For twenty years, she’s accepted her fate-ordained task of defending her city from eldritch monstrosities. In the beginning, she had twelve super-colleagues, the classmates who were exposed to the same collider-failure blast of dark matter as herself. The superkids, giddy over their cool new powers and hero roles, called themselves the Lucky Thirteen. It would probably take quite the flowchart to illustrate the intimate relationships that formed within the group over the years. Given the need to maintain a cover identity, where better to find mates than among your fellow secret soldiers. With them, you didn’t have to maintain the illusion of a “normal” life. You didn’t have to be afraid they’d be unable to understand your situation.
You didn’t have to lie.
Lies are slow poison to a relationship, their toxicity building with each dose of falsehood. Then may come the Big Exposure, too likely to be the fatal dram. Picchi’s narrator hopes that her ex-lover may be able to understand why she’s been lying once she tells the whole truth and nothing but. She hopes he’ll be able to forgive her. She’s got to hope, doesn’t she? The Lucky Thirteen have dwindled, violently we must fear, to a Not-So-Lucky Five. If four of those supercolleagues have already paired off or proven otherwise ineligible, where’s the narrator to look for love if not among “civilians”?

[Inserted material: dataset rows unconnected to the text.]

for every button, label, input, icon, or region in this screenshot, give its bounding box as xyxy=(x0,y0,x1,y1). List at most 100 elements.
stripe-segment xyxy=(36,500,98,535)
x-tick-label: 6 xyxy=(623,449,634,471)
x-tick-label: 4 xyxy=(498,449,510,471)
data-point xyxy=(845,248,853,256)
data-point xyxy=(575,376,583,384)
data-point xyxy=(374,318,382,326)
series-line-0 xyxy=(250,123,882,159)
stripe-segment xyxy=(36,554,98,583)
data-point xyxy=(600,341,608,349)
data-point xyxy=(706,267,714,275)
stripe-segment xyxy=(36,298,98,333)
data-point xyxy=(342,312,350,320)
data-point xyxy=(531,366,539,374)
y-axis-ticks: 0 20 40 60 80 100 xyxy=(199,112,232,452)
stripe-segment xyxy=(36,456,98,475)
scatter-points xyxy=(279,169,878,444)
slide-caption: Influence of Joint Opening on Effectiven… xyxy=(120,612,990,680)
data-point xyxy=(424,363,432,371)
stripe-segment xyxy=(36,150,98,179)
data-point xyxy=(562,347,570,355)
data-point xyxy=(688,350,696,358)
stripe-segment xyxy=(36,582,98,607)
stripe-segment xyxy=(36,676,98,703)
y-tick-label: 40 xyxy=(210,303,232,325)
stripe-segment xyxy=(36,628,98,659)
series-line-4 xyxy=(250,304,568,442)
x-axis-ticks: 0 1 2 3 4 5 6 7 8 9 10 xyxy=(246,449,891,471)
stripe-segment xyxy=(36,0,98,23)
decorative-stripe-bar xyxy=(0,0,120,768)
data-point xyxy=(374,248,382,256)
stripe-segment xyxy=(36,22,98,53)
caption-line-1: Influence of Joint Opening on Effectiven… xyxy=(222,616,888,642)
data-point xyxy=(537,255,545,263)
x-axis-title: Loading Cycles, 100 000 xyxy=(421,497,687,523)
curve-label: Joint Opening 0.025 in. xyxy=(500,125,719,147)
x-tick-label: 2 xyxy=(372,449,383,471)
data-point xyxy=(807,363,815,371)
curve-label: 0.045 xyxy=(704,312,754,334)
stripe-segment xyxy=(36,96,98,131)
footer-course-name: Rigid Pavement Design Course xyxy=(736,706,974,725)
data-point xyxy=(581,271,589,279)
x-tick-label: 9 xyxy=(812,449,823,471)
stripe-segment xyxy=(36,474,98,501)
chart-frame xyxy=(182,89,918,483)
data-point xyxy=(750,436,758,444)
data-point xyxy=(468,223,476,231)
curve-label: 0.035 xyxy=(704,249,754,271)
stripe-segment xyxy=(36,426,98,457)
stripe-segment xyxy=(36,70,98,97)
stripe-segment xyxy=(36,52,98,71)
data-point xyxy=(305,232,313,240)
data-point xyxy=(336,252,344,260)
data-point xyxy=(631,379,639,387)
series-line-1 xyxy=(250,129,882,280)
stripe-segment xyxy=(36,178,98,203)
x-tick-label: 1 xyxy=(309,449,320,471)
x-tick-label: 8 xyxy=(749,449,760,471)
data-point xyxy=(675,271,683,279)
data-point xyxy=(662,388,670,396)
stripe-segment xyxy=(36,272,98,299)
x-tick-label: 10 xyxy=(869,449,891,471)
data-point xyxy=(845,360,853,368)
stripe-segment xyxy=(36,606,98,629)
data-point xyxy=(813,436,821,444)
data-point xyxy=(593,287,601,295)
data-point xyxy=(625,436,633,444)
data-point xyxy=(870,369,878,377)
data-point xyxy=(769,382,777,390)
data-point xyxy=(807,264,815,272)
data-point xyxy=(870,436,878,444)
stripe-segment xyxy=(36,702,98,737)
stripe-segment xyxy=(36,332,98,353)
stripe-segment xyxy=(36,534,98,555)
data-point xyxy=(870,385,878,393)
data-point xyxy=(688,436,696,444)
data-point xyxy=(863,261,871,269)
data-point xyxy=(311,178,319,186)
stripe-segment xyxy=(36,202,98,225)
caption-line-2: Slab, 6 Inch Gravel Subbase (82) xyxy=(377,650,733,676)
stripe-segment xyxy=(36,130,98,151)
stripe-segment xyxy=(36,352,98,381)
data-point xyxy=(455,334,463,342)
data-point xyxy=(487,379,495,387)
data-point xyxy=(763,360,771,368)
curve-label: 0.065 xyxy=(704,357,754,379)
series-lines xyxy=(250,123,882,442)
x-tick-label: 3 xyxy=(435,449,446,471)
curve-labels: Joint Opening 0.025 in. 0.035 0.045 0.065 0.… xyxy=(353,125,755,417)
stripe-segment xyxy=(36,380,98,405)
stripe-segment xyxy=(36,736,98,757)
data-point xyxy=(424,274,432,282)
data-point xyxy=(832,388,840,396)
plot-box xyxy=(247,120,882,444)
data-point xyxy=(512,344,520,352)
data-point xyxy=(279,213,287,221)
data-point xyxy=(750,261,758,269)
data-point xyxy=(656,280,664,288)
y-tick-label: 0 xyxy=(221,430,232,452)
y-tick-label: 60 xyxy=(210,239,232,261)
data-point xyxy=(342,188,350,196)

Whatever organization is behind the Five had better start creating more abomination-busters. Was the event that caused the original dark matter burst a singular one, not to be reproduced by mere humans, or even souped-up not-quite-humans? It can’t be that ethical issues are the problem, not when Beasts From Beyond are nightly reducing the citizenry, aka the Tax-Payers.
Man, I’m sounding as cynical as our narrator has an arguable right to be. Yet she still has hope. Her character and love must “run deep,” indeed. They are what deepen “Only Writing Advice” from a thoroughly enjoyable mash-up of stock writing How-Tos and stock cosmic horror to a moving testament to resilience which silenced my snorts of mirth.
Do I think Mr. Ex is likely to react well to the narrator’s truth-telling? No. The last item in his “listicle” of reasons for initiating a break-up is that he “deserves better” than her. Here’s another writing truism: To be self- and goal-centered with regards to your work-in-progress may be a necessary mindset. For example, living with a beyond-human freak who too often spends the night fighting monsters is bound to distract you and disrupt your writing process.
On the other hand, think of the firsthand (or safely secondhand) material you could garner from such a mate. If you’re a weird fic writer, that’s got to offset the annoyance of slime stains in the bathtub and chitinous bits left in the washer and dryer. Also, if this as yet “minor” incursion from the depths becomes a full-scale apocalypse, who better to have at your side than a certified Abomination-Buster?
Something to think about, Mr. Ex.
Next week we’re taking a break for American Thanksgiving. We return on December 4th for Chapters 40-42 of Pet Sematary, where everyone acts sensibly and follows advice. I mean, I’m assuming? The alternative is too terrible to contemplate.